Over time, of course, this will change. And there is no doubt that the idea of applying rigorous scientific studies to design questions can yield true benefit for patients and hospitals. However, just because it is a good idea does not mean that we have all the answers.
It will be many decades before designers will have real evidence to support most of their decisions. She thinks that too many people have jumped on the bandwagon, and that they too easily follow prescriptive designs when there is no research to support them.
She is also concerned by what she sees as a reluctance to publish “negative studies.” By this, she means studies that tried to prove that a certain design improved the outcome, but the research showed that, in fact, it did not.
Lastly, she thinks that most designers don’t understand the research process, and that “taking a weekend course won’t fix that.”
Good research is expensive, time consuming, and very difficult. To conduct good research requires working with an expert team – a team that understands research methodology. That usually means working with an academic institution.
Common Misconceptions
Using local art for hospitals is a growing trend for many good reasons. It is nice to support local artists, and they might have art that reflects unique features of the community. However, at HCD08, Kathy Hathorn, CEO and creative director of American Art Resources, warned about the downside of insisting on local art.

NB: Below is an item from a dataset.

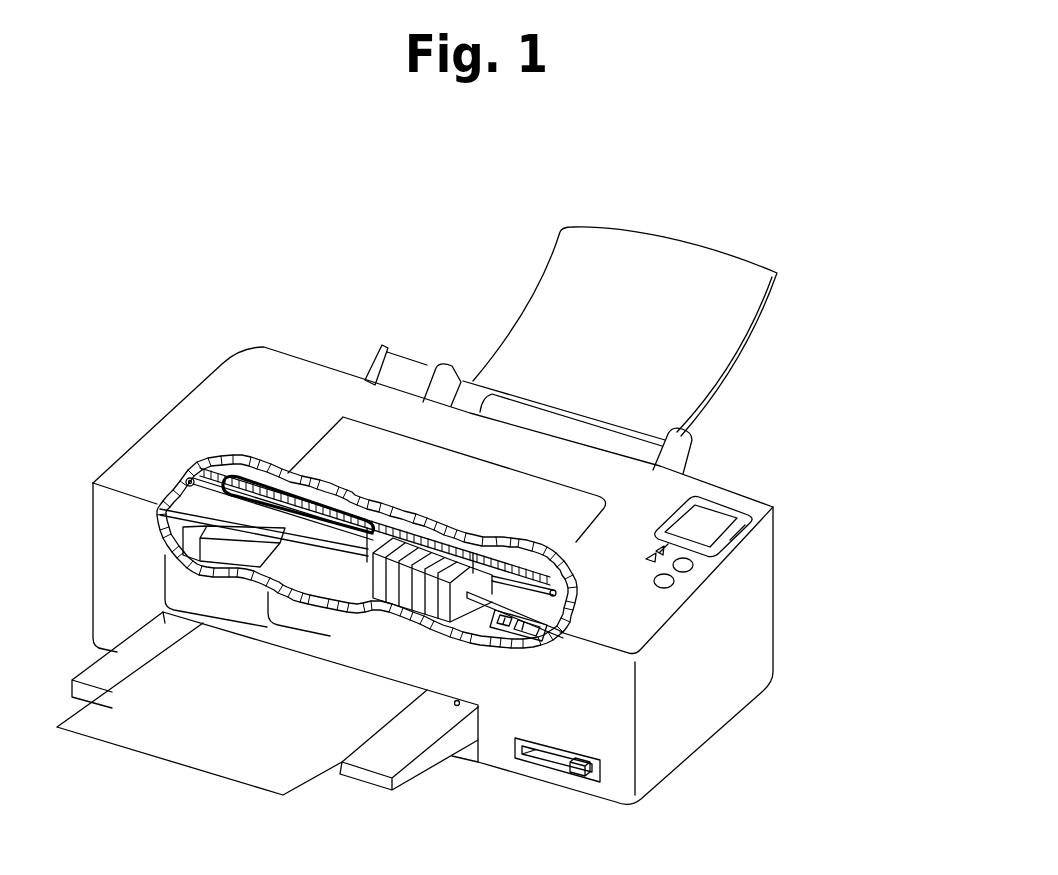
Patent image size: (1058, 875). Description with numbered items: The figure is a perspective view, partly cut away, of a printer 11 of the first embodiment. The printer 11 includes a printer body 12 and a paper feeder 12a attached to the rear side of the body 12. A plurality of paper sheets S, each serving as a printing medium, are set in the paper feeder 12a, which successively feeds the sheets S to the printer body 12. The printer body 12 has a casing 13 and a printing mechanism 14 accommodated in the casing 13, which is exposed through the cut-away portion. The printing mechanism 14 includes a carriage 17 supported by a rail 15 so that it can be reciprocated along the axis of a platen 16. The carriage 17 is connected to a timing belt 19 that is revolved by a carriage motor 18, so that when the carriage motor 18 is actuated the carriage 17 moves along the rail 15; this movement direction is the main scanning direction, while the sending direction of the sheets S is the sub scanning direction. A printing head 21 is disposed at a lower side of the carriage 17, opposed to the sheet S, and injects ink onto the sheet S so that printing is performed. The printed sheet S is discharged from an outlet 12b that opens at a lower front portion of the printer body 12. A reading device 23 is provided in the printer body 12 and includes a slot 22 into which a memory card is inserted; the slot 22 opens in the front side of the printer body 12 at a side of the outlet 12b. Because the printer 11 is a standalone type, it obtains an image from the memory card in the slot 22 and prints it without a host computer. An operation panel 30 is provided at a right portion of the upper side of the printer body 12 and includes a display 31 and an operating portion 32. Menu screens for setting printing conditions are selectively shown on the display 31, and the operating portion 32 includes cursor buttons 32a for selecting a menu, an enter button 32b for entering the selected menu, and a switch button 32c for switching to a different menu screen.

Common misconceptions about “local” art include that it is:
• Within the budget
• High quality
• Appropriate for patients
• Appropriate for the project
Just because local art is made nearby does not mean it will be a better value. It pays to shop around.
Local art may be interesting, but it might not be appropriate for patients. A cactus picture, for example, may be considered a “nature photo,” but that does not mean it is appropriate for display in hospitals. All those sharp needles can remind patients of blood draws and injections.
To help keep these problems under control, Hathorn suggests having written goals for the art program. Have a clear definition about what “local” means. She suggests giving priority to quality over locality. To make sure you reach the largest pool of artists, put out a formal “call for artists.”